Compatible: iPod touch, iPhone, iPhone 3G
On July 21, 2008, iLounge published iPhone Gems: The Best of All 7 Mahjong Games, a feature article looking at the seven different versions of the classic tile-matching game Mahjong. This review focuses on Jirbo's iMahjong ($1); you can read the full article, with screenshots of all of the games together, through the link above.
All of these applications are based upon the same tile-matching game, which is alternately known as “Shanghai,” “Shanghai Mahjong” or “Mahjongg,” though the last of these names is a little inaccurate. The classic Mahjong is a competitive betting game played with Chinese tiles that have been marked with coins or numbers, pieces of bamboo, flowers, directions of wind, or dragons. The iPhone’s Mahjong titles use the same tiles, but are designed to be played by one person rather than a group; you match sets of two like tiles until every tile has been removed from the board. Because this is a one-player game, some refer to this version of Mahjong as Mahjong Solitaire, and though there are standard patterns and rules for presenting the tiles to be matched, each version of the game approaches the rules differently.
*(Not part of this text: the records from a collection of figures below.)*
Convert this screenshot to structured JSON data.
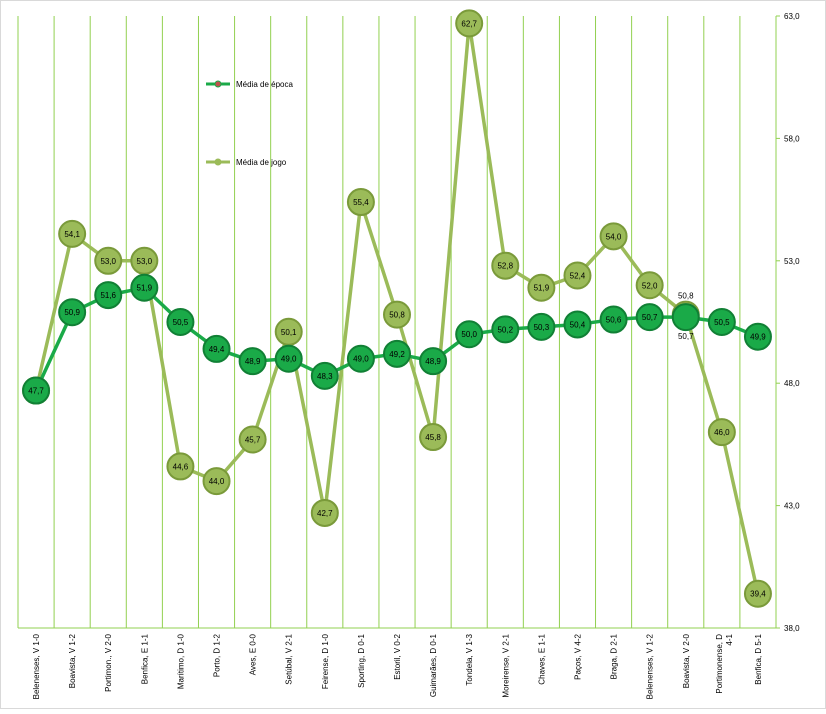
{
  "chart_data": {
    "type": "line",
    "categories": [
      "Belenenses, V 1-0",
      "Boavista, V 1-2",
      "Portimon., V 2-0",
      "Benfica, E 1-1",
      "Marítimo, D 1-0",
      "Porto, D 1-2",
      "Aves, E 0-0",
      "Setúbal, V 2-1",
      "Feirense, D 1-0",
      "Sporting, D 0-1",
      "Estoril, V 0-2",
      "Guimarães, D 0-1",
      "Tondela, V 1-3",
      "Moreirense, V 2-1",
      "Chaves, E 1-1",
      "Paços, V 4-2",
      "Braga, D 2-1",
      "Belenenses, V 1-2",
      "Boavista, V 2-0",
      "Portimonense, D 4-1",
      "Benfica, D 5-1"
    ],
    "series": [
      {
        "name": "Média de época",
        "color": "#1aaa48",
        "values": [
          47.7,
          50.9,
          51.6,
          51.9,
          50.5,
          49.4,
          48.9,
          49.0,
          48.3,
          49.0,
          49.2,
          48.9,
          50.0,
          50.2,
          50.3,
          50.4,
          50.6,
          50.7,
          50.7,
          50.5,
          49.9
        ]
      },
      {
        "name": "Média de jogo",
        "color": "#9bbb59",
        "values": [
          47.7,
          54.1,
          53.0,
          53.0,
          44.6,
          44.0,
          45.7,
          50.1,
          42.7,
          55.4,
          50.8,
          45.8,
          62.7,
          52.8,
          51.9,
          52.4,
          54.0,
          52.0,
          50.8,
          46.0,
          39.4
        ]
      }
    ],
    "y_axis": {
      "position": "right",
      "ylim": [
        38.0,
        63.0
      ],
      "ticks": [
        "38,0",
        "43,0",
        "48,0",
        "53,0",
        "58,0",
        "63,0"
      ]
    },
    "grid": "vertical",
    "legend": "upper-left-inside"
  }
}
A low price is apparently supposed to generate low expectations for Jirbo’s iMahjong, offered for a limited time at a low price as an enticement to play. Frankly, we wouldn’t even spend a dollar on this highly mediocre rendition of the game, which features a static background, a single tile layout, poorly drawn tiles, and one of the worst approaches we’ve yet seen to widescreen/vertical flipping: merely rotating the screen and squishing the aspect ratio. The art doesn’t look good in either orientation, but it looks worse when stretched wide.
With iMahjong, the only challenge is to beat the same table repeatedly, but faster the next time. The game will offer you a hint as to the next move, but has no other frills; the audio is extremely limited and you don’t shift from background to background. Jirbo’s draw is an in-game “avatar” that you create with a separate application and can use to compare scores against friends, but seriously, who wants to compare Mahjong clock times with other people? Our advice is to save your buck or put it towards a different game.